The dataset comprises question-answer pairs, in which questions sharing the same answer are grouped to represent various ways of asking the same question. It is categorized into broad themes, enabling more efficient answer retrieval when theme information is available.

Important Columns:

  • Caller Query: This is the link to the audio file for the question that is asked by the user.
  • Caller Query Transcription: This is the text version of the original caller query after the transcription.
  • Relevant Question: Many callers include personal information and other irrelevant parts in their question. All additional information is removed from these questions to create the relevant question. This is the column on which the model is trained and tested.
  • Sanitized Question: A refined version of the question is manually created so that different relevant questions can be mapped to the corresponding sanitized questions.
  • Theme and Sub-Theme: All Caller query transcriptions are tagged with a corresponding theme and sub-theme by the caller.

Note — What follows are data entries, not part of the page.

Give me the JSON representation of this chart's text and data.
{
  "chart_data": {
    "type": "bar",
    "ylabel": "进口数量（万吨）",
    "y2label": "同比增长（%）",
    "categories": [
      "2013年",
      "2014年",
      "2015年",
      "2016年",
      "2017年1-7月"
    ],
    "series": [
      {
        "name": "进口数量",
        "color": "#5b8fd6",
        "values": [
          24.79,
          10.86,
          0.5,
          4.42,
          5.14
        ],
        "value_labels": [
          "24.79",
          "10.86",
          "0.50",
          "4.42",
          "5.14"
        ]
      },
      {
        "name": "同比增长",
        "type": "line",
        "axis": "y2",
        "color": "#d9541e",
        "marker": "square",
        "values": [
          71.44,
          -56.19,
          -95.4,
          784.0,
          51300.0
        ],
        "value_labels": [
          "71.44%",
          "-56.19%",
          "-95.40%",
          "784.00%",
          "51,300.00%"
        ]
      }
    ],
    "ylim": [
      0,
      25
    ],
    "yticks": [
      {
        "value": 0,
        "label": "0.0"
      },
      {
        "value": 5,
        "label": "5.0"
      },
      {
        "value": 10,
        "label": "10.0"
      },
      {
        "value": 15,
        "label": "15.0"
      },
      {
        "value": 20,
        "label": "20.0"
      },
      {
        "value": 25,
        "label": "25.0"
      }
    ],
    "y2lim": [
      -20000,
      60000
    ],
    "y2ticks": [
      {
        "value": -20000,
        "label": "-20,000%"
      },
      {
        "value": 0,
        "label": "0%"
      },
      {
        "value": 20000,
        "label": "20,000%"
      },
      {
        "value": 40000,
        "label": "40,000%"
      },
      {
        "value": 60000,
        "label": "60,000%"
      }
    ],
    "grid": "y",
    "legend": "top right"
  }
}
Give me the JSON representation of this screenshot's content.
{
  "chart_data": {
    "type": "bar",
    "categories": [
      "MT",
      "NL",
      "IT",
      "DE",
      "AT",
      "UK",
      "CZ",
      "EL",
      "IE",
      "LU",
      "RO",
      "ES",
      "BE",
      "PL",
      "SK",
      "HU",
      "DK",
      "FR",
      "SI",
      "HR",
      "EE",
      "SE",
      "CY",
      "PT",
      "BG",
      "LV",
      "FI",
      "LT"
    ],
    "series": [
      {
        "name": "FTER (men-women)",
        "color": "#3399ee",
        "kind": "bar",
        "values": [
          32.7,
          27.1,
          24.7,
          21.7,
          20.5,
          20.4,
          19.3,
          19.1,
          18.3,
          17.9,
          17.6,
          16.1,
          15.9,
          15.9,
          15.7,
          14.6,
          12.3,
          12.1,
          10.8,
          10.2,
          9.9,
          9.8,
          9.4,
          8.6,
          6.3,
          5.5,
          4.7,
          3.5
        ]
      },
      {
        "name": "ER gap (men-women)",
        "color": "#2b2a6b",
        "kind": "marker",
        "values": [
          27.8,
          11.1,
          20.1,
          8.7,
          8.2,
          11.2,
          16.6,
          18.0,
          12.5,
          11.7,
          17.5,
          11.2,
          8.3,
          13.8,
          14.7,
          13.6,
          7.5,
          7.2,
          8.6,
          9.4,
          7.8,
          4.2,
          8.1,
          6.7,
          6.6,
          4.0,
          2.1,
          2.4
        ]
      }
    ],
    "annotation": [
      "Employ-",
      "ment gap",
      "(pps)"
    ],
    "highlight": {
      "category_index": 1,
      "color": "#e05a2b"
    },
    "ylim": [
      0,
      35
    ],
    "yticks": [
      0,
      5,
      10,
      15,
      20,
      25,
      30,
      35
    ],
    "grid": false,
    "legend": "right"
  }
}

Purpose of the data collection:

A challenge on Automatic Speech Recognition for Hindi was organized as part of INTERSPEECH 2022 by sharing the spontaneous telephone speech recordings collected by Gram Vaani. The regional variations of Hindi together with spontaneity of speech, natural background and transcriptions with varying degrees of accuracy due to crowd sourcing make it a unique corpus for automatic recognition of spontaneous telephone speech.

Recent advancements in Speech technology have shown that ASR systems can work at par with humans. To build a good ASR system requires large amounts of training data and high-end computational resources. However, when it comes to Indian languages, not everyone, especially academic institutions and startups, have access to these resources. As a part of this challenge, telephone quality speech data in Hindi was released. Everyone who participated in this challenge was then free to use this data for research purposes.

1. Train set – 100 hours (labeled)
https://asr.iitm.ac.in/Gramvaani/NEW/GV_Train_100h.tar.gz

2. Development set – 5 hours (labeled)
https://asr.iitm.ac.in/Gramvaani/NEW/GV_Dev_5h.tar.gz

3. 1000 hours of unlabelled data
https://asr.iitm.ac.in/Gramvaani/Zip/GV_1000_Part1/Gramvaani_1000hrData_Part1.tar.gz
https://asr.iitm.ac.in/Gramvaani/Zip/GV_1000_Part2/Gramvaani_1000hrData_Part2.tar.gz
https://asr.iitm.ac.in/Gramvaani/Zip/GV_1000_Part3/Gramvaani_1000hrData_Part3.tar.gz
https://asr.iitm.ac.in/Gramvaani/Zip/GV_1000_Part4/Gramvaani_1000hrData_Part4.tar.gz
https://asr.iitm.ac.in/Gramvaani/Zip/GV_1000_Part5/Gramvaani_1000hrData_Part5.tar.gz.zip

A permission for commercial use of the dataset must be sought through a data sharing agreement signed with Gram Vaani.